Charlotte giving $2,500 residency incentive to officers who live in the city

CHARLOTTE, NC (WBTV) - Charlotte city officials would like to see Charlotte-Mecklenburg Police (CMPD) increase its visibility in neighborhoods by having more officers live in the city. To do that, the city is giving a one-time $2500 residency incentive to each officer who lives in Charlotte.

"It's huge. It's a big deal and we hope that it can attract more qualified people as well," said Chief Kerr Putney. "Here's what I've been hearing for four years now from council members and community members: they want to make sure we have empathetic officers who appreciate our city and no better to do that than to incentivize us to live there. It can't be us against them. It has to be all of we and a part of that is giving them $2,500 over two years, so 1,250 per year for the first two years that they establish residency here in our city to become truly a part of the fabric of our city."

CMPD says that so far, about 500 officers are eligible.

Chief Putney says he pushed for the incentive because people in neighborhoods say they want officers to be a part of the community.

"It's something that they expect," said Chief Putney. "Something that they want. I think there's some intrinsic value in it because you're not policing and occupying a community. You're actually a part of it."

Some officers told WBTV the reasons vary why some live outside of Charlotte - from cost of living to taxes to personal safety and anonymity.

Charlotte-Mecklenburg Fraternal Order of Police says they believe it's a "beneficial program for officers who qualify" but they "hope that in the future that the department would consider Sergeants into the program."

Officer Sirlena June, who joined the department in 2015, lives in Charlotte.

"It just happened that we found a house that we liked," said Officer June. "And it was our first home - starter home and we just ended up staying in Charlotte. We didn't think to move outside of the city."
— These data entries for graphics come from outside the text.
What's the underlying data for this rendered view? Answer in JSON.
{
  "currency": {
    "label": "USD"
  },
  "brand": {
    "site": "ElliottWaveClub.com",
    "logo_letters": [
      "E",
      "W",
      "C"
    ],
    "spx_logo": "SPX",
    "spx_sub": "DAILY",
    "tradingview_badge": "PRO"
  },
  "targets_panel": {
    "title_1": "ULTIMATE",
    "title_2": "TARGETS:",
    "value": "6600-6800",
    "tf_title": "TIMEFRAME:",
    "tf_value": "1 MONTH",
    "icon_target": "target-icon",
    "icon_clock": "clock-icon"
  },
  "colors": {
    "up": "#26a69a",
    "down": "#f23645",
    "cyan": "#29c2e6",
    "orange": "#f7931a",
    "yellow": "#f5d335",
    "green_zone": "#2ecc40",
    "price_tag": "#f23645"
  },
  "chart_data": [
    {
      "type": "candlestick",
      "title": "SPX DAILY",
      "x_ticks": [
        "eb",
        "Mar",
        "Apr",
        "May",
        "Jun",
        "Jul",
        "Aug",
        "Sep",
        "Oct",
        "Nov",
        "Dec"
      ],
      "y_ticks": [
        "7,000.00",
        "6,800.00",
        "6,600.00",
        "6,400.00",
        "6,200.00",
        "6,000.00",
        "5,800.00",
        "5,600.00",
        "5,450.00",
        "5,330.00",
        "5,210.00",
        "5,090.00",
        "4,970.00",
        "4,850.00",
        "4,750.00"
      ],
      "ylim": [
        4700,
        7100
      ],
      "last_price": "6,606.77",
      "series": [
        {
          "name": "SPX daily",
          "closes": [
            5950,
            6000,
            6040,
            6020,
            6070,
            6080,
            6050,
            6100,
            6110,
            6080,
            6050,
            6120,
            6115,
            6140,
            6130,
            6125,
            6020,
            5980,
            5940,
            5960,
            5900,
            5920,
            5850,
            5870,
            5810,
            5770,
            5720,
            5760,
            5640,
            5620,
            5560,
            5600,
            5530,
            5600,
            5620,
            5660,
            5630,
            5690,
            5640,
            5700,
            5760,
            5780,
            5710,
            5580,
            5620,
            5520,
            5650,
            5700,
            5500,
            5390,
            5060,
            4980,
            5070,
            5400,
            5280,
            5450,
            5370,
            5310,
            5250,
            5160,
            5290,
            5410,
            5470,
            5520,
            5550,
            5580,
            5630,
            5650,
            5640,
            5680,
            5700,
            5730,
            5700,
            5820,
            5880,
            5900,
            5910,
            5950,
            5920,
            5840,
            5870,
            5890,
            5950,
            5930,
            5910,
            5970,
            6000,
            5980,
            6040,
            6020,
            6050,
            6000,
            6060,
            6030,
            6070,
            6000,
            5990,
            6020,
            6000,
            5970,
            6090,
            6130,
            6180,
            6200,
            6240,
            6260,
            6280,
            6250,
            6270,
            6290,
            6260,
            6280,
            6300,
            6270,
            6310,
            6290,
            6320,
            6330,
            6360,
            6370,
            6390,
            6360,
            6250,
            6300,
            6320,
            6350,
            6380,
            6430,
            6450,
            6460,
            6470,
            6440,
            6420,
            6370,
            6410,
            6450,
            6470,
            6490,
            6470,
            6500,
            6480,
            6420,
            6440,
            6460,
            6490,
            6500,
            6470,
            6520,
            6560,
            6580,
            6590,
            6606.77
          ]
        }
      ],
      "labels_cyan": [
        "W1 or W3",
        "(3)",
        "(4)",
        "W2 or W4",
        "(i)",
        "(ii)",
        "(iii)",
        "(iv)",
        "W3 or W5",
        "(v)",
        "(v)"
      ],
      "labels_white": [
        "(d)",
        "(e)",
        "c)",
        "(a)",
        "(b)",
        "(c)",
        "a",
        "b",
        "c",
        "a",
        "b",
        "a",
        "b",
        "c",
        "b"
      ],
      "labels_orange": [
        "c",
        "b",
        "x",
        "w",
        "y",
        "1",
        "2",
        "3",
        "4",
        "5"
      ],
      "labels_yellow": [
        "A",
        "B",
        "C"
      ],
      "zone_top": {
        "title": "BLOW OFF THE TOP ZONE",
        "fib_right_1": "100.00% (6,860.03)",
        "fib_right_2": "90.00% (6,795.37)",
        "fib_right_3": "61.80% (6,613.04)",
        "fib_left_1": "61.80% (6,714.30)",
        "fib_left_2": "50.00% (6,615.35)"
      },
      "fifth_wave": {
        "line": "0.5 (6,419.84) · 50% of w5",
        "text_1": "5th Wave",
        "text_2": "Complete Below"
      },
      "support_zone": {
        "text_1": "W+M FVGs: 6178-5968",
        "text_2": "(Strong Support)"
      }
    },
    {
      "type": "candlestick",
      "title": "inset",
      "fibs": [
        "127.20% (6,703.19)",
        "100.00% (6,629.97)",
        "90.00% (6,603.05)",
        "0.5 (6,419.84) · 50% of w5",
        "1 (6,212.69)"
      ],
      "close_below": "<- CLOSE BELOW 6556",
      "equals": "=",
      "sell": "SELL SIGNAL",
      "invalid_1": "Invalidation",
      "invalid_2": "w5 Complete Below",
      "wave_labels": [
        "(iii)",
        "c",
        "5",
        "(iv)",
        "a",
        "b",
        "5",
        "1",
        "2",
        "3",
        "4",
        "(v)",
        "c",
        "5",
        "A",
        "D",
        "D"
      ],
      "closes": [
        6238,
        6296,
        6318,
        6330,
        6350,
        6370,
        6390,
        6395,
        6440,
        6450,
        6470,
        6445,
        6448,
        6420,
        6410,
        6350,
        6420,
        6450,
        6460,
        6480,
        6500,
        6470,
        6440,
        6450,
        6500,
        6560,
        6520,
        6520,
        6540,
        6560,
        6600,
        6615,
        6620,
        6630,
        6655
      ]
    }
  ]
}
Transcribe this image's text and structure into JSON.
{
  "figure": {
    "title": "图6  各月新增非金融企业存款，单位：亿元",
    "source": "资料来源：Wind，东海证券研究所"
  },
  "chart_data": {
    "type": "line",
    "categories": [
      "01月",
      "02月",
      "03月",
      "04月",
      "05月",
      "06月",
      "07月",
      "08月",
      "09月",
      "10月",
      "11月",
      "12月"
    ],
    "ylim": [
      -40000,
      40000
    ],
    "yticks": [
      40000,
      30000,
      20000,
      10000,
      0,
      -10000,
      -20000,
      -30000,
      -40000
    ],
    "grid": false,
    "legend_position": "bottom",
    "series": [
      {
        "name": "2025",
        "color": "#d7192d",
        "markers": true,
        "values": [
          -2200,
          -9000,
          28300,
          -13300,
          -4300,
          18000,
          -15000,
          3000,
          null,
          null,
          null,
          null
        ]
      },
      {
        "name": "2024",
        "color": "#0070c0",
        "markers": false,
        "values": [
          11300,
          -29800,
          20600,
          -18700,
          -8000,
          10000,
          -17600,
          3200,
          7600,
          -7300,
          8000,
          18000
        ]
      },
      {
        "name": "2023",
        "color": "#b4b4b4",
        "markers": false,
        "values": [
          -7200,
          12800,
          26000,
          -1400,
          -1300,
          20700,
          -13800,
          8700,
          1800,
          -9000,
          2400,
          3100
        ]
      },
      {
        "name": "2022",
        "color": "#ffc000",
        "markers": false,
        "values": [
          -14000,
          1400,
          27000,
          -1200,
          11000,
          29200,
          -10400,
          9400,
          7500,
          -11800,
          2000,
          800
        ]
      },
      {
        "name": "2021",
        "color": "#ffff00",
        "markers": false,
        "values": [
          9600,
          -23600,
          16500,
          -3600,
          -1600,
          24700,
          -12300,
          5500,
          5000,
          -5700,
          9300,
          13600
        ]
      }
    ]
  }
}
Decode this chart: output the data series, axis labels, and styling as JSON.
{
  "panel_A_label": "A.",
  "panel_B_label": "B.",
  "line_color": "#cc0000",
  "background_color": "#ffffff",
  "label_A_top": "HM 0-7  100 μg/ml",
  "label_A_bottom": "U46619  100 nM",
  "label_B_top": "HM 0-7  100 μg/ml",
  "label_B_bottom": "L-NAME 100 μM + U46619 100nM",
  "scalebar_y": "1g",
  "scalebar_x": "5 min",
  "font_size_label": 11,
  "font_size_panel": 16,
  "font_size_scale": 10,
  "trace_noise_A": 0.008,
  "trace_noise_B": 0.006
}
She says she doesn't patrol her neighborhood.

"I mean my neighbors know what I do but they really don't know what I do because I don't patrol there and they don't see me in my uniform on a regular basis other than possibly running out of my house to get in my car to come to work."

But she likes working and living in the same city.

"This is where you live. This is where you patrol and you want to take care of it," said Officer June. "And make sure – I don't want to say up to par – but it's a nice environment that everybody is living in so you want to keep it clean."

She added, "Keep it crime-free as much as possible. So yeah, I definitely take ownership of being here and wanting it to be a nice place to bring my family that is out of town to come and visit, that they feel OK coming here and not like, 'oh gosh, we're not going there, there is too much crime.'"

Still, Officer June says it's not always easy.

"There has been times when someone you've either arrested or either had some encounter with – they stop and they're like – Officer June and you're like who are you?" she said. "I'm not going to say you're always on alert but you're always watching yourself like who is here. Who is there? Who is coming around? Do I remember this person? But you see so many people you can't remember all the faces."

For her - living and patrolling in Charlotte works.

"Yeah because you want to take care of it," said Officer June.